The Multi-Agent Path Finding (MAPF) problem involves planning collision-free paths for multiple agents in a shared environment. The majority of MAPF solvers rely on the assumption that an agent can arrive at a specific location at a specific timestep. However, real-world execution uncertainties can cause agents to deviate from this assumption, leading to collisions and deadlocks. Prior research solves this problem by having agents follow a Temporal Plan Graph (TPG), enforcing a consistent passing order at every location as defined in the MAPF plan. However, we show that TPGs are overly strict because, in some circumstances, satisfying the passing order requires agents to wait unnecessarily, leading to longer execution time. To overcome this issue, we introduce a new graphical representation called a Bidirectional Temporal Plan Graph (BTPG), which allows switching passing orders during execution to avoid unnecessary waiting time. We design two anytime algorithms for constructing a BTPG: BTPG-na\"ive and BTPG-optimized. Experimental results show that following BTPGs consistently outperforms following TPGs, reducing unnecessary waits by 8-20%.

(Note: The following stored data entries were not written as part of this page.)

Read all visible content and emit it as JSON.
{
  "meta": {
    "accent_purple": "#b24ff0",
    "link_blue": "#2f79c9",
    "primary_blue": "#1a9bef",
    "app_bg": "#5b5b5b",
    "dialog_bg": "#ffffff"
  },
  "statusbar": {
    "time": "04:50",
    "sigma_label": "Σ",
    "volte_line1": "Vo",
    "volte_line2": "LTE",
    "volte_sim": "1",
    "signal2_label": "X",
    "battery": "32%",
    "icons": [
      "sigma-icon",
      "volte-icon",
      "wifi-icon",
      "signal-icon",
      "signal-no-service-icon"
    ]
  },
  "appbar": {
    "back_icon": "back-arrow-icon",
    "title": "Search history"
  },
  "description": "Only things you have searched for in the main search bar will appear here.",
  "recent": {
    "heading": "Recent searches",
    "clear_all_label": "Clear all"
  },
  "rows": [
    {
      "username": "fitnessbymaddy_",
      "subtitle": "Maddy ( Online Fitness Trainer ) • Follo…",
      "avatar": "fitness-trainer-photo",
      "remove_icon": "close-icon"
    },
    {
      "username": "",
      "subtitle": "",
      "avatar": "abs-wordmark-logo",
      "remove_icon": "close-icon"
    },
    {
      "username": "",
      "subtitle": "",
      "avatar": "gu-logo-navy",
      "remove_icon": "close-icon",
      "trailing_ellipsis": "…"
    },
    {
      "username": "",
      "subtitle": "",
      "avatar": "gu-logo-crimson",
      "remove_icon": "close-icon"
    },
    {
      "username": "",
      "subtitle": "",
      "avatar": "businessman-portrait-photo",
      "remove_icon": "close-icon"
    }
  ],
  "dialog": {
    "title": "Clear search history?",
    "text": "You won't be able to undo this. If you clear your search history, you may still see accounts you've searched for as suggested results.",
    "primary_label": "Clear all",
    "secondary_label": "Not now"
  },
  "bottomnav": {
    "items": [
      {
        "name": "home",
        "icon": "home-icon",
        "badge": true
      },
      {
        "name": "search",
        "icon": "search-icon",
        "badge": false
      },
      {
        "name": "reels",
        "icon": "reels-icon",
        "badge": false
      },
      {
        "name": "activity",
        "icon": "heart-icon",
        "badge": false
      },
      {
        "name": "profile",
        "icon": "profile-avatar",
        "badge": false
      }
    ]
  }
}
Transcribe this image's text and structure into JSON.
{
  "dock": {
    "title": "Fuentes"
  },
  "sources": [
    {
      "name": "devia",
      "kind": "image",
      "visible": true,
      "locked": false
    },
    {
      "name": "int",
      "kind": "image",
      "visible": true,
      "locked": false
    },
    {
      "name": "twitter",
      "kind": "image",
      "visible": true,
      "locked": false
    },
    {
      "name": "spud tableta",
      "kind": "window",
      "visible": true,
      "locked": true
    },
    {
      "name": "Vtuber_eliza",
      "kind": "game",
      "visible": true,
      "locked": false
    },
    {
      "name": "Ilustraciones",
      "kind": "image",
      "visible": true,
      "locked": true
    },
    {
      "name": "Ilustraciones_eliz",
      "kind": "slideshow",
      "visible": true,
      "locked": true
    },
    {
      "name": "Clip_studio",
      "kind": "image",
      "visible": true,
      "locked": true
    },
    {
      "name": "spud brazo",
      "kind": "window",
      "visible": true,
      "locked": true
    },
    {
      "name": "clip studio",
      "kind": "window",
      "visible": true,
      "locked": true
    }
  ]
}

翻译：多智能体路径规划（MAPF）问题涉及在共享环境中为多个智能体规划无碰撞路径。大多数MAPF求解器依赖于智能体能够在特定时间步到达特定位置的假设。然而，真实世界的执行不确定性可能导致智能体偏离这一假设，从而引发碰撞和死锁。先前研究通过让智能体遵循时间规划图（TPG）来解决该问题，强制执行MAPF计划中定义的每个位置的通行顺序。但本研究发现，TPG过于严格，因为在某些情况下满足通行顺序要求智能体不必要地等待，导致执行时间延长。为克服这一局限，我们提出了一种名为双向时间规划图（BTPG）的新型图表示方法，允许在执行过程中切换通行顺序以避免不必要的等待时间。我们设计了两种用于构建BTPG的随时算法：BTPG-naïve和BTPG-optimized。实验结果表明，遵循BTPG始终优于遵循TPG，可将不必要的等待时间减少8-20%。